When 𝑛 is equal to four, we have
𝑎 plus 𝑏 to the fourth power equals 𝑎 to the fourth power plus four choose one 𝑎
cubed 𝑏 plus four choose two 𝑎 squared 𝑏 squared plus four choose three 𝑎𝑏 plus
𝑏 to the fourth power. Now, in fact, four choose one and
four choose three are four, and four choose two is equal to six. And so, this is the formula we’re
going to use to distribute our parentheses. The first term is cos 𝜃 to the
fourth power. The second is four cos cubed 𝜃
times 𝑖 sin 𝜃, although convention dictates that we write this as four 𝑖 cos
cubed 𝜃 sin 𝜃.
We then have six cos squared 𝜃 𝑖
sin 𝜃 squared. And since we can write 𝑖 sin 𝜃
squared as 𝑖 squared sin squared 𝜃 and 𝑖 squared equals to negative one, this
whole term becomes negative six cos squared 𝜃 sin squared 𝜃. Our fourth term is four cos 𝜃 𝑖
sin 𝜃 cubed. And then, we write 𝑖 sin 𝜃 cubed
as 𝑖 cubed sin cubed 𝜃. We then write 𝑖 cubed as 𝑖 times
𝑖 squared.

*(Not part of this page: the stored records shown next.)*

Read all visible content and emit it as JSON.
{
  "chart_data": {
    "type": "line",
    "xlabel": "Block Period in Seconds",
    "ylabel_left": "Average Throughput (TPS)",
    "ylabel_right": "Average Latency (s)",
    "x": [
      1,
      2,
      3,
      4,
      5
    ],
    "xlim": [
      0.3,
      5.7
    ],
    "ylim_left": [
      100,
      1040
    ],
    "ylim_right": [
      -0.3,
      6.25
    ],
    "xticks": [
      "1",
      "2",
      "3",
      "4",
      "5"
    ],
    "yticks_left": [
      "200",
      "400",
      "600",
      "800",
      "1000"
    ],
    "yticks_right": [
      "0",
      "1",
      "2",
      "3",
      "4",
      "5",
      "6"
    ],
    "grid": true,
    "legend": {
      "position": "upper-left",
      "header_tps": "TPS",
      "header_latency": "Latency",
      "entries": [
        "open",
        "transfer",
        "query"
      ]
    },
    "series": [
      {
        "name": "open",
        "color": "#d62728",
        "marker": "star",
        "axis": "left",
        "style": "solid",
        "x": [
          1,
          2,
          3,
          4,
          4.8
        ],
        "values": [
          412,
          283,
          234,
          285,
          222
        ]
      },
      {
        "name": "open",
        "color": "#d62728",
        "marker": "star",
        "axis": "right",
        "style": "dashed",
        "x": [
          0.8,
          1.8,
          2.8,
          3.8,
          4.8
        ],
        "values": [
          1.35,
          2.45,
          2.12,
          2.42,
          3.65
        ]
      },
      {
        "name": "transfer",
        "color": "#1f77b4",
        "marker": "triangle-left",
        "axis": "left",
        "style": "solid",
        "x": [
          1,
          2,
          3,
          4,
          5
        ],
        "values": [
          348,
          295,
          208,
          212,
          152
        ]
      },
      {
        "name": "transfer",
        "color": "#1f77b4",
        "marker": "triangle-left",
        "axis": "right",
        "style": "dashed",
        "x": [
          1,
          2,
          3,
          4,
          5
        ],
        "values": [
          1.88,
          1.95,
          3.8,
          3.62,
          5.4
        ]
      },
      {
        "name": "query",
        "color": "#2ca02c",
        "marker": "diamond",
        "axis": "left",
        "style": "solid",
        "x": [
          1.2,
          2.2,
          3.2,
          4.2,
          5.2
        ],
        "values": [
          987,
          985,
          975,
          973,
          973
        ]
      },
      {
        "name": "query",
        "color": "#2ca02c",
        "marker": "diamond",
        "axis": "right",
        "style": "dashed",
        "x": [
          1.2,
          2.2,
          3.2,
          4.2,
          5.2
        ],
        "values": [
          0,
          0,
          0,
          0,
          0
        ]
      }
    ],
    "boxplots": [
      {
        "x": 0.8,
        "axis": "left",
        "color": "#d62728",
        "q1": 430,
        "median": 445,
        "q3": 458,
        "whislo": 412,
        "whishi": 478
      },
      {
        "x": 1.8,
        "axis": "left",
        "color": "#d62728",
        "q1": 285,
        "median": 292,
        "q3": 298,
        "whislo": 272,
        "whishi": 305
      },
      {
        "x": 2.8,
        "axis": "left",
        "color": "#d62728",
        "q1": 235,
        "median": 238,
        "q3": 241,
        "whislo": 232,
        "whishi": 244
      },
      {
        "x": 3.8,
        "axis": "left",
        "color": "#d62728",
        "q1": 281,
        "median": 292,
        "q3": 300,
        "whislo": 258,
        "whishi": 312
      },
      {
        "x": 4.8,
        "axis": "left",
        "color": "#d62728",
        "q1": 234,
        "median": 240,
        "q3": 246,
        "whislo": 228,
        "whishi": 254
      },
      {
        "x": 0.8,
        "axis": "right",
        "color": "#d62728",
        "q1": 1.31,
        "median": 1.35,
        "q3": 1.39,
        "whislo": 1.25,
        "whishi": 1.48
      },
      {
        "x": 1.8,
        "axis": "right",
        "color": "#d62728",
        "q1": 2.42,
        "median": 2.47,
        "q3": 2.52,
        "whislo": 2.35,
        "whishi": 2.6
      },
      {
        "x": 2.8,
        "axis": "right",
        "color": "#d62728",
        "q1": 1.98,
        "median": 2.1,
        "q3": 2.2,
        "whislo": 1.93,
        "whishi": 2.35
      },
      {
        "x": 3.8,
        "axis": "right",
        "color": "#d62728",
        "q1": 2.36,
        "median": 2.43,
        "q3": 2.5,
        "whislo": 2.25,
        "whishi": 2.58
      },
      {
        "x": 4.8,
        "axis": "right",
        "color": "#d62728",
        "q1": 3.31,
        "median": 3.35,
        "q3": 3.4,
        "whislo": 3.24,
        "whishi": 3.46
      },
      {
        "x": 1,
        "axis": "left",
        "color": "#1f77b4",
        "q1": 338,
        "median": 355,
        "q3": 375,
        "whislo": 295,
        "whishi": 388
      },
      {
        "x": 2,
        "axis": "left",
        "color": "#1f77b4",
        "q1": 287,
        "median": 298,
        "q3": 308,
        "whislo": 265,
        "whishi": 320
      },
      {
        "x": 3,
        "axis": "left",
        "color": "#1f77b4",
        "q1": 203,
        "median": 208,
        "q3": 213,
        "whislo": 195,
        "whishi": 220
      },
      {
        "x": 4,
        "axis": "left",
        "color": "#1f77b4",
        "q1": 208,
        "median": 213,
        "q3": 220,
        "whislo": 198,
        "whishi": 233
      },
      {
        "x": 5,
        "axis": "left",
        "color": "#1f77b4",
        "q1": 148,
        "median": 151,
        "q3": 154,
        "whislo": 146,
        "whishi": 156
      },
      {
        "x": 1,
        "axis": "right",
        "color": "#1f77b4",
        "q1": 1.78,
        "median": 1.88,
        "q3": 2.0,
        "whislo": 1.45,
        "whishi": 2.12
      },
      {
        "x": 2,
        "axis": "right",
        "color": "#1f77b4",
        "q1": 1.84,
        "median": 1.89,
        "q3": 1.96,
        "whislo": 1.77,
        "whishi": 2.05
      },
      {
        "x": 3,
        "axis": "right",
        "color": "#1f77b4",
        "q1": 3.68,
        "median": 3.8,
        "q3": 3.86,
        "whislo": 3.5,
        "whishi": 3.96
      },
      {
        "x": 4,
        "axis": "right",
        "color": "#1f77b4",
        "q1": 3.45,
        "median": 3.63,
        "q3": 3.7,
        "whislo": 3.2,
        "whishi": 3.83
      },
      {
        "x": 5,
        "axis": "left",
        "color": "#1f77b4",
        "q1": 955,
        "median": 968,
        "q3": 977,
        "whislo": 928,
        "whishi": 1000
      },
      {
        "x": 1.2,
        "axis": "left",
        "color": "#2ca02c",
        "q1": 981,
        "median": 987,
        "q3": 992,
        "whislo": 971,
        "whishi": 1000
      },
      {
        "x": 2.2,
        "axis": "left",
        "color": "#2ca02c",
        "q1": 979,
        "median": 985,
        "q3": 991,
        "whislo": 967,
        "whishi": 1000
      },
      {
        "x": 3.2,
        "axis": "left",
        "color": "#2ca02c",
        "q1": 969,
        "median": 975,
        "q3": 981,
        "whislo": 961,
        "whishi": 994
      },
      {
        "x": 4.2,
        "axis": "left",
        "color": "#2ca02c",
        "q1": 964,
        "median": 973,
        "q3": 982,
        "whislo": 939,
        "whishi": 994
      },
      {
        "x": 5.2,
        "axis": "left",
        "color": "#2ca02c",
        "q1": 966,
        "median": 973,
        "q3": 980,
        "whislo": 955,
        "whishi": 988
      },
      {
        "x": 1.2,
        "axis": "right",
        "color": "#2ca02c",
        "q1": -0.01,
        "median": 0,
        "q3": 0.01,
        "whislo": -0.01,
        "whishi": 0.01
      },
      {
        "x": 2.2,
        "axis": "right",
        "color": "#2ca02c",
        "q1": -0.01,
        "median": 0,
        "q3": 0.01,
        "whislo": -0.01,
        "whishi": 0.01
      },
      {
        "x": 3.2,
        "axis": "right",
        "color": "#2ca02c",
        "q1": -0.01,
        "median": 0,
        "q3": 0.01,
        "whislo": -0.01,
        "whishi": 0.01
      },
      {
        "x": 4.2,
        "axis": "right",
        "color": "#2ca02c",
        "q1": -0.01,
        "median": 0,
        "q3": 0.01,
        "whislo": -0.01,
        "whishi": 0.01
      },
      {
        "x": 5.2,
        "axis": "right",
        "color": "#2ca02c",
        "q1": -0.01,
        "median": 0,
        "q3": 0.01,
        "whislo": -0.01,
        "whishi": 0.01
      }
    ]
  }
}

We said that 𝑖 squared was equal
to negative one, so this is simply negative 𝑖. And then, this time is simply
negative four 𝑖 cos 𝜃 sin cubed 𝜃.
Our final term is 𝑖 sin 𝜃 to the
fourth power. We distribute the parentheses and
write this as 𝑖 to the fourth power times sin 𝜃 to the fourth power. 𝑖 to the fourth power, though, is
𝑖 squared times 𝑖 which is negative one times negative one, which is simply
one. This means the final term in the
distribution of the parentheses cos 𝜃 plus 𝑖 sin 𝜃 to the fourth power is sin 𝜃
to the fourth power. Now, going back to the question, we
want to express sin four 𝜃 in terms of powers of sin 𝜃 and cos 𝜃. And if we notice on the left-hand
side that sin 𝜃 is the coefficient of 𝑖, that gives us a pretty good hint of what
we’re going to do next. We’re going to equate the imaginary
parts on both sides of our equation.
We just saw that the imaginary part
on the left-hand side, the coefficient of 𝑖, is sin four 𝜃. On the right-hand side, we have
four cos cubed 𝜃 sin 𝜃 minus four cos 𝜃 sin cubed 𝜃. And so, we can say that the
coefficients of 𝑖 on the left-hand side must be equal to the coefficient of 𝑖 on
the right. That is, sin four 𝜃 equals four
cos cubed 𝜃 sin 𝜃 minus four cos 𝜃 sin cubed 𝜃. And so, we’re done. We’ve used de Moivre’s theorem to
express sin four 𝜃 in terms of powers of sin and cos. It’s sin four 𝜃 equals four cos
cubed 𝜃 sin 𝜃 minus four cos 𝜃 sin cubed 𝜃.